Les échanges avec les élèves ont révélé un écart significatif entre la perception qu’ont les adultes des usages numériques des jeunes et la réalité de leurs pratiques. Sans une meilleure compréhension des pratiques réelles des élèves et de leurs attentes, aucun changement significatif ne pourra être opéré.

Conclusion de la journée
La journée a permis de dégager plusieurs bonnes pratiques et pistes d’action pour mieux encadrer l’usage des smartphones chez les adolescents. Les acteurs éducatifs doivent travailler ensemble pour créer un environnement sécurisé, où les jeunes peuvent naviguer de manière responsable.

Élément consensuel : l’utilisation d’un smartphone repose avant tout sur la perception de son utilité pour l’utilisateur, ainsi que sur le contrôle social exercé par ses pairs. La simple connaissance des risques n’est pas suffisante pour modifier les comportements.

=> Le coût cognitif des services proposés par les plateformes est très faible, avec un retour sur investissement immédiat et une récompense forte. En revanche, protéger ses données implique un coût cognitif élevé, avec un retour sur investissement lointain et incertain.

Alors, par quoi remplacer cela ? Une piste pourrait être de développer une éthique du renoncement : apprendre à renoncer à des choses qui procurent un plaisir immédiat, ce qui n’est pas facile.
Mais renoncer pourquoi ? Pour proposer des activités alternatives inspirantes et satisfaisantes.

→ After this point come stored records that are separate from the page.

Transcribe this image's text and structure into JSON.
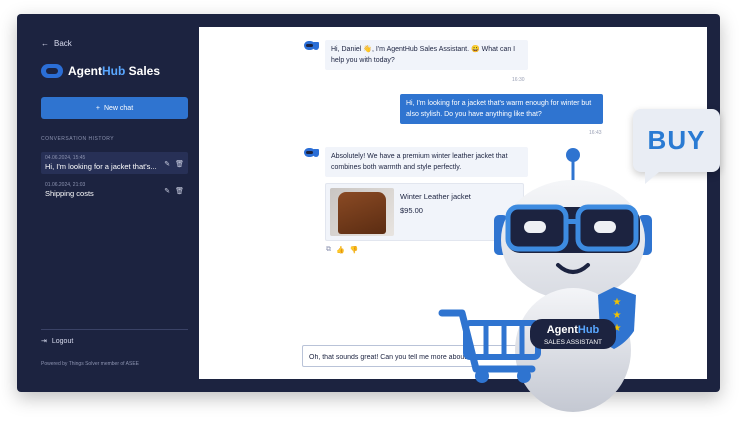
{
  "sidebar": {
    "back_label": "Back",
    "brand_prefix": "Agent",
    "brand_accent": "Hub",
    "brand_suffix": " Sales",
    "new_chat_label": "New chat",
    "history_title": "CONVERSATION HISTORY",
    "conversations": [
      {
        "date": "04.06.2024, 15:45",
        "title": "Hi, I'm looking for a jacket that's..."
      },
      {
        "date": "01.06.2024, 21:03",
        "title": "Shipping costs"
      }
    ],
    "logout_label": "Logout",
    "powered_by": "Powered by Things Solver member of ASEE"
  },
  "chat": {
    "messages": [
      {
        "role": "bot",
        "text": "Hi, Daniel 👋, I'm AgentHub Sales Assistant. 😀 What can I help you with today?",
        "time": "16:30"
      },
      {
        "role": "user",
        "text": "Hi, I'm looking for a jacket that's warm enough for winter but also stylish. Do you have anything like that?",
        "time": "16:43"
      },
      {
        "role": "bot",
        "text": "Absolutely! We have a premium winter leather jacket that combines both warmth and style perfectly."
      }
    ],
    "product": {
      "name": "Winter Leather jacket",
      "price": "$95.00"
    },
    "input_value": "Oh, that sounds great! Can you tell me more about"
  },
  "promo": {
    "buy_label": "BUY",
    "robot_badge_name_prefix": "Agent",
    "robot_badge_name_accent": "Hub",
    "robot_badge_sub": "SALES ASSISTANT"
  },
  "colors": {
    "sidebar_bg": "#1c2340",
    "accent": "#2f74d0",
    "bot_bubble": "#f1f4fa",
    "buy_text": "#2a7bd3"
  }
}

La question se pose alors : est-ce un problème d’éducation, dans un monde où les enfants ne savent plus s’ennuyer ?

Et, aux vues des résultats des expérimentations, est-il inutile de faire de l’Éducation aux Médias et à l’Information (EMI)  ?
Non, ce n’est pas inutile. Bien que l’éducation aux médias et au numérique ne suffise pas à changer les comportements, elle est cruciale pour la construction d’une pensée holistique et des pratiques alternatives intéressantes et enrichissantes.